From a ZDNet article, “Net video explosion triggers traffic jam worries:”
“The amount of video online is skyrocketing, whether it’s “Lost” episodes or movie trailer mash-ups. The phenomenon is putting new stress on ISP networks, which are seeing the demands on their bandwidth burgeon.
Now a new wave of companies–some newcomers, some with familiar faces–are stepping up to play the role of traffic cop, arguing that they have ways to manage this surge in video traffic and keep networks healthy.
“Everyone loses in the current scenario,” said Michel Billard, a former HP executive who recently joined start-up Itiva, one of the companies offering video-speeding technology. “What we need is a way to amplify the bandwidth that’s available.”
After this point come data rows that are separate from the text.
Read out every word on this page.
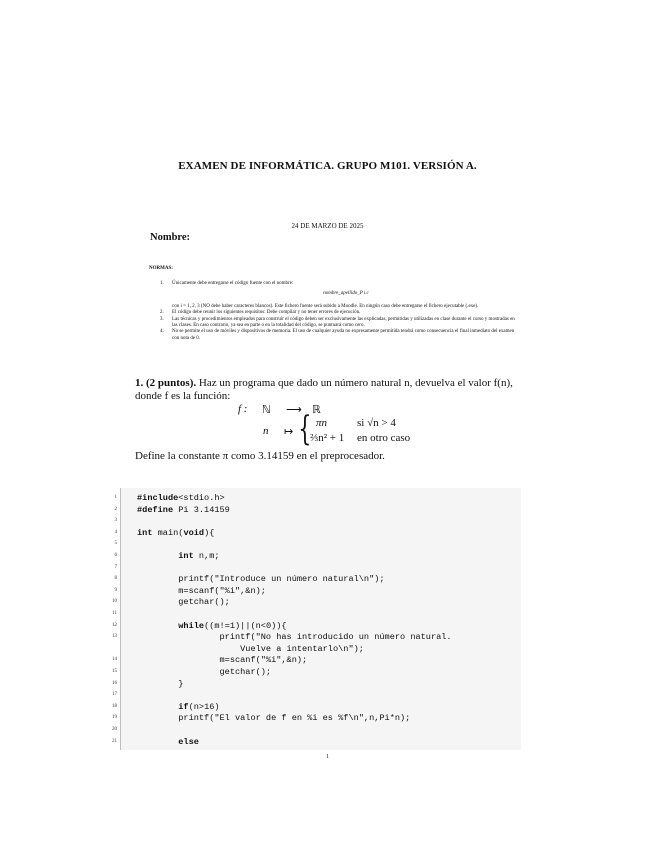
EXAMEN DE INFORMÁTICA. GRUPO M101. VERSIÓN A.
24 DE MARZO DE 2025
Nombre:
NORMAS:
1. Únicamente debe entregarse el código fuente con el nombre:
nombre_apellido_P i.c
con i = 1, 2, 3 (NO debe haber caracteres blancos). Este fichero fuente será subido a Moodle. En ningún caso debe entregarse el fichero ejecutable (.exe).
2. El código debe reunir los siguientes requisitos: Debe compilar y no tener errores de ejecución.
3. Las técnicas y procedimientos empleados para construir el código deben ser exclusivamente las explicadas, permitidas y utilizadas en clase durante el curso y mostradas en las clases. En caso contrario, ya sea en parte o en la totalidad del código, se puntuará como cero.
4. No se permite el uso de móviles y dispositivos de memoria. El uso de cualquier ayuda no expresamente permitida tendrá como consecuencia el final inmediato del examen con nota de 0.
1. (2 puntos). Haz un programa que dado un número natural n, devuelva el valor f(n), donde f es la función:
f : ℕ ⟶ ℝ
n ↦ { πn	si √n > 4
⅔n² + 1 en otro caso
Define la constante π como 3.14159 en el preprocesador.
1 #include<stdio.h>
2 #define Pi 3.14159
3
4 int main(void){
5
6	int n,m;
7
8 printf("Introduce un número natural\n");
9 m=scanf("%i",&n);
10 getchar();
11
12	while((m!=1)||(n<0)){
13 printf("No has introducido un número natural.
Vuelve a intentarlo\n");
14 m=scanf("%i",&n);
15 getchar();
16 }
17
18	if(n>16)
19 printf("El valor de f en %i es %f\n",n,Pi*n);
20
21	else
1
Itiva’s technology works by taking a huge movie file and breaking it up into tiny individual pieces that are formatted just like ordinary Web pages. When they’re downloaded by a user, these individual pieces–Itiva calls them “quanta”–are stored in ISPs’ Web caches, which are already distributed in every network.
Once stored separately like this, they can be quickly downloaded and pieced together by anyone else in that network, in a way that’s much more inexpensive for the ISP than if everyone was going back to the original download site.
“It’s like BitTorrent for ISPs,” said one top network company executive familiar with the technology, but who asked not to be named. “It’s very much of interest to telcos.”
I have also seen a solution from NFT.
From the NFT site:
“NFT is leading the use of distributed systems to overcome this broadcast bottleneck. The basic idea behind such systems is that each viewer’s computer will not only act as a receiver of a video stream, but also as a rebroadcast node – passing a copy of its stream onto a small number of other viewers (in the basic NFT system either one or two other viewers).
The major challenge faced by those pursuing the distributed broadcast approach is how to manage the resulting distributed network to provide stable and reliable service when large numbers of viewers are continuously tuning in (joining the network) and tuning out (departing the network).”